Secuestro de mineros en Sinaloa pone en duda mejoras de seguridad del gobierno
CONCORDIA, México (AP) — En lo profundo de las montañas costeras sobre el puerto turístico de Mazatlán, en Sinaloa, pequeños pueblos a lo largo de una carretera sinuosa lucen casi desiertos. El silencio solo es interrumpido por el paso ocasional de un vehículo.
Fue cerca de uno de estos poblados, Pánuco, donde a finales de enero fueron secuestrados 10 trabajadores de una mina de oro y plata propiedad de la empresa canadiense Vizsla Silver Corp.. Las autoridades han confirmado la localización de 10 cuerpos en fosas clandestinas; cinco ya fueron identificados como los mineros desaparecidos y otros restos continúan en proceso de identificación.

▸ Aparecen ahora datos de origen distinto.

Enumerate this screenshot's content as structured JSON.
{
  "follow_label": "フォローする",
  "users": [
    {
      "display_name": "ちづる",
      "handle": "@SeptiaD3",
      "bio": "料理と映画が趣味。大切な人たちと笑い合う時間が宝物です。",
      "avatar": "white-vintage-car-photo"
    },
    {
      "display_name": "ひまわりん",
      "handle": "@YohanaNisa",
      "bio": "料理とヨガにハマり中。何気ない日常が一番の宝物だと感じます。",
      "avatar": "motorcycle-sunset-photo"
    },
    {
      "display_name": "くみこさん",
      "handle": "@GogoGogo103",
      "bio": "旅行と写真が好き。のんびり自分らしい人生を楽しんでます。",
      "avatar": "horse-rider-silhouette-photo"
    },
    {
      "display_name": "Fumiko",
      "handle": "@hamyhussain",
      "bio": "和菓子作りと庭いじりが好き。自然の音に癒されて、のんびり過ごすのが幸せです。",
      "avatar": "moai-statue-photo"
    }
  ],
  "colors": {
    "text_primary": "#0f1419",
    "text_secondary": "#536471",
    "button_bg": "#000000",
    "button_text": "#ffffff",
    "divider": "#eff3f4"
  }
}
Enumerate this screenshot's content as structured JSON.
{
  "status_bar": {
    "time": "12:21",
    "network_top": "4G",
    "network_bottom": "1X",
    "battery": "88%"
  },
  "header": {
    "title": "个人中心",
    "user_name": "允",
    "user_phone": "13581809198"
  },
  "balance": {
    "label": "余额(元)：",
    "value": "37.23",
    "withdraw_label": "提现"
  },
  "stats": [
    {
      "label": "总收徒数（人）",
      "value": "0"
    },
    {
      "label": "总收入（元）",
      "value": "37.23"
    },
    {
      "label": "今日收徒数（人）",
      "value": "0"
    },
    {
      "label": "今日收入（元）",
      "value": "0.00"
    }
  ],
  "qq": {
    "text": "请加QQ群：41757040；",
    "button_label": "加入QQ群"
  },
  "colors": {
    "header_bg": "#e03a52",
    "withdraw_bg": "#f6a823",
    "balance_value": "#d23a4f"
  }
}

El caso ha generado nuevas dudas sobre la estrategia de seguridad de la presidenta Claudia Sheinbaum, quien ha defendido una reducción significativa en los homicidios durante el último año como evidencia de avances en la lucha contra el crimen organizado.

Guerra interna del Cártel
Desde septiembre de 2024, dos facciones del Cártel de Sinaloa mantienen una disputa interna que ha extendido la violencia por todo el estado. El conflicto se intensificó tras la captura y entrega a autoridades estadounidenses de Ismael “El Mayo” Zambada, lo que derivó en enfrentamientos entre su facción y el grupo conocido como “Los Chapitos”, ligado a los hijos de Joaquín “El Chapo” Guzmán.
El secretario de Seguridad, Omar García Harfuch, informó que los detenidos por el secuestro pertenecerían a la facción de “Los Chapitos” y que, presuntamente, confundieron a los trabajadores con integrantes del grupo rival. Sin embargo, no se ha aclarado cómo pudo ocurrir esa supuesta confusión, ya que la empresa señaló que los empleados fueron privados de la libertad directamente en el sitio minero.
Presencia militar y temor persistente
Tras la desaparición, el gobierno desplegó más tropas en la zona montañosa y realizó operativos aéreos y terrestres. Aunque se lograron detenciones y el hallazgo de fosas clandestinas, habitantes y activistas denuncian que la seguridad sigue siendo frágil.
Organizaciones de derechos humanos que apoyan a desplazados por la violencia advierten que muchas comunidades han quedado prácticamente abandonadas. En varias localidades, maestros, médicos y transporte público han dejado de operar por miedo a los enfrentamientos.
En el poblado de El Verde, colectivos de búsqueda acompañan a las autoridades en la inspección de nuevas fosas. Familiares de desaparecidos exigen ampliar los operativos ante la sospecha de que podría haber más víctimas en la zona.
Minas bajo presión del crimen
En México, minas, huertos agrícolas y ductos de combustible han sido históricamente objetivos del crimen organizado, ya sea para extorsión o robo de materiales. El gobierno federal ha señalado que no existen reportes de que Vizsla Silver Corp. haya sido víctima de extorsión.
La empresa indicó en comunicados que colabora con las autoridades, que mantiene una política de “cero tolerancia” a la corrupción y que su prioridad es apoyar a las familias afectadas.
Mientras tanto, en ciudades como Mazatlán se han reforzado las medidas de seguridad ante eventos masivos, pero en las montañas de Sinaloa la incertidumbre persiste y la vida cotidiana continúa marcada por el miedo.